Lecture Marc 1,21-31

La guérison de la belle-mère de Pierre a probablement été conservée simplement parce que Pierre était très important dans l'Église primitive. L'incident fait remarquer que la parenté des chefs comme Pierre ne devait pas s'attendre à être servie comme si elle était de la noblesse, mais était appelée elle-même à servir: "elle servait" Jésus et les disciples (v.31).

La saisissante nouveauté de son enseignement et son grand pouvoir de guérison attiraient des foules immenses vers Jésus. Il en guérissait autant qu'il en venait pour faire comprendre que l'Empire de guérison de Dieu faisait son entrée dans l'histoire.

Lecture Marc 1,32-39

La popularité dont il jouissait à Capharnaüm ne conduisit pas Jésus à en profiter. Il passait les petites heures du jour en prière et décida de laisser les foules inquiètes pour faire le tour des autres villes qui n'avaient pas encore éprouvé la puissance de son enseignement. Marc indique qu'un assez long voyage eut lieu, qui dura peut-être des mois (v.39).

Le dernier événement de cette courte section tourne autour d'un lépreux. La lèpre était et demeure encore aujourd'hui une des pires maladies humaine. (Vous trouverez une description de la lèpre et des démarches à suivre pour prouver une guérison en Lv 13,9-17; 14,1-32.) Les lépreux étaient obligés de vivre à l'écart des villes. Il ne fallait pas les toucher et la plupart des gens ne les approchaient tout simplement pas. La personne dont le cas était diagnostiqué comme la lèpre était déclarée "impure", c'est-à-dire qu'il lui était défendu de fréquenter les gens "purs" et surtout de prendre part au culte dans le Temple. Tandis que ce règlement avait du bon sens parce qu'il empêchait à la lèpre contagieuse de se répandre, il en résultait que la situation déjà pénible des lépreux le devenait encore doublement: un lépreux était gravement malade et abandonné par sa famille et ses amis. Les rabbins considéraient que la guérison d'un lépreux était un miracle aussi grand que la résurrection d'un mort. Quand Jésus guérit le lépreux, cette guérison cause une telle agitation que Jésus se retrouve aussi limité dans ses mouvements que l'avait été le lépreux (v.45). Néanmoins, l'œuvre de Jésus se poursuivait parce que les gens venaient à lui.

Lecture Marc 1,40-45

Jésus ordonne au lépreux guéri d'aller trouver le prêtre afin de vérifier sa guérison conformément à la Loi. Cela lui permettrait d'être réintégré dans la vie sociale et religieuse du peuple. En dépit de l'ordre sévère de Jésus de se taire, l'homme diffuse partout la nouvelle. Jésus ne recherchait pas la popularité; il ne faisait pas de miracles pour attirer les foules. Il faisait des miracles pour montrer clairement que Dieu n'est pas indifférent à la souffrance humaine, et que le Règne de Dieu amène ce qui est bon pour le genre humain. Le futur Royaume de Dieu faisait des avancées dans le temps, dans l'œuvre de Jésus.

Exercice pratique

Des affirmations suivantes, quelles sont les deux qui expriment le mieux la façon dont le Royaume de Dieu commence à s'instaurer?

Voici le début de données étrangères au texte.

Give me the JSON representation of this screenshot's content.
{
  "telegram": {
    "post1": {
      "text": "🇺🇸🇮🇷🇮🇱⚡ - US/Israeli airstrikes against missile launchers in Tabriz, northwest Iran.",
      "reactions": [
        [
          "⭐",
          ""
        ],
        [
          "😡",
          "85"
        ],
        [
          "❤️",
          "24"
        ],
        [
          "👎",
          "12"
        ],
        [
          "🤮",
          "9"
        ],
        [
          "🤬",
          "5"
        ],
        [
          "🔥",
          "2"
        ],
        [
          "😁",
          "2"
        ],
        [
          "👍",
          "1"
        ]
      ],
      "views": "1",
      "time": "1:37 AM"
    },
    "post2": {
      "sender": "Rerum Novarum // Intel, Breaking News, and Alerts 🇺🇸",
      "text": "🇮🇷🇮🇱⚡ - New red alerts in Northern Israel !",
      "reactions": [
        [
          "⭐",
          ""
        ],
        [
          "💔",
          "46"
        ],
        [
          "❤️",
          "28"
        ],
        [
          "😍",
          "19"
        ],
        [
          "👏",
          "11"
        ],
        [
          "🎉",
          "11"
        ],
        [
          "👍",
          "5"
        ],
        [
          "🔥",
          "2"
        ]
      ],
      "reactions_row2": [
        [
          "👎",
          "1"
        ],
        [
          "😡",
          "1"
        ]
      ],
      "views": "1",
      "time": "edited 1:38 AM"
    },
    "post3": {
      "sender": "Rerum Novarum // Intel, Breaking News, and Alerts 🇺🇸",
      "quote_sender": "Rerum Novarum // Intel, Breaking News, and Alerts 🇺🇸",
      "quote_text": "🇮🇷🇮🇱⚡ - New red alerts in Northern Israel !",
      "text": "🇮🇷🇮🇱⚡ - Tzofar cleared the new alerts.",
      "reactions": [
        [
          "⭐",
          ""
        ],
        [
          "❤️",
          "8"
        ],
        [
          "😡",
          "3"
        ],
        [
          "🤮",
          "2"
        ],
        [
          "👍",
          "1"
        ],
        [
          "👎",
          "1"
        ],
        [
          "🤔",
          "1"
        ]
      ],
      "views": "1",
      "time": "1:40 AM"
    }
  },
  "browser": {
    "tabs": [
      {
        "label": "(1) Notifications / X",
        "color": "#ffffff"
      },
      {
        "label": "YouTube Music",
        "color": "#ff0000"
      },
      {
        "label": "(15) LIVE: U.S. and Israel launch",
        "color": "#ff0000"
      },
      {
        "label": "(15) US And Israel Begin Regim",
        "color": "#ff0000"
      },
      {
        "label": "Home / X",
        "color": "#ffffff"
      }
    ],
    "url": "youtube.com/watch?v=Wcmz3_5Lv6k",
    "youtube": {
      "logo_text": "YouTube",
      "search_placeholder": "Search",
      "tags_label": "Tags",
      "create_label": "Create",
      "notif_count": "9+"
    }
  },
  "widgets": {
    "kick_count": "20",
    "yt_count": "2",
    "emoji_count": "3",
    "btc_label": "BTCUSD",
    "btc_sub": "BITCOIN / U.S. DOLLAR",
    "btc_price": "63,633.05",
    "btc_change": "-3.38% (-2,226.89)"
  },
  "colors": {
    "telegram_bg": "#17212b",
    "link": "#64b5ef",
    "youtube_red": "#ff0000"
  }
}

a. Jésus commence à instaurer le Royaume de Dieu par sa prière.

b. Jésus commence à instaurer le Royaume de Dieu par la puissance de son enseignement.

c. Jésus commence à instaurer le Royaume de Dieu par ses actes de guérison.

d. Jésus commence à instaurer le Royaume en disant au lépreux guéri de se montrer au prêtre.

Le conflit commence (2,1 - 3,6)

Objectif 2.3 Décrire comment le conflit avec les chefs religieux et civiques survient et comment il est utilisé pour rendre plus clair le sens du Règne de Dieu.

Jésus était très populaire, aussi fallait-il que les chefs religieux et civiques le prennent au sérieux. Nul doute qu'il était surveillé étroitement. Les gens les plus importants et les plus influents de la vie religieuse du peuple de Dieu, en Palestine comme dans tout l'Empire romain, étaient les Pharisiens. Les Pharisiens formaient une sorte de mouvement, principalement parmi les laïcs. Ils encourageaient la piété et tenaient à certaines traditions qui s'étaient développées au cours des siècles. Leur centre d'activité était la synagogue, une organisation laïque qui s'était répandue dans presque toutes les communautés du peuple de Dieu (voir leçon 16, p. 27).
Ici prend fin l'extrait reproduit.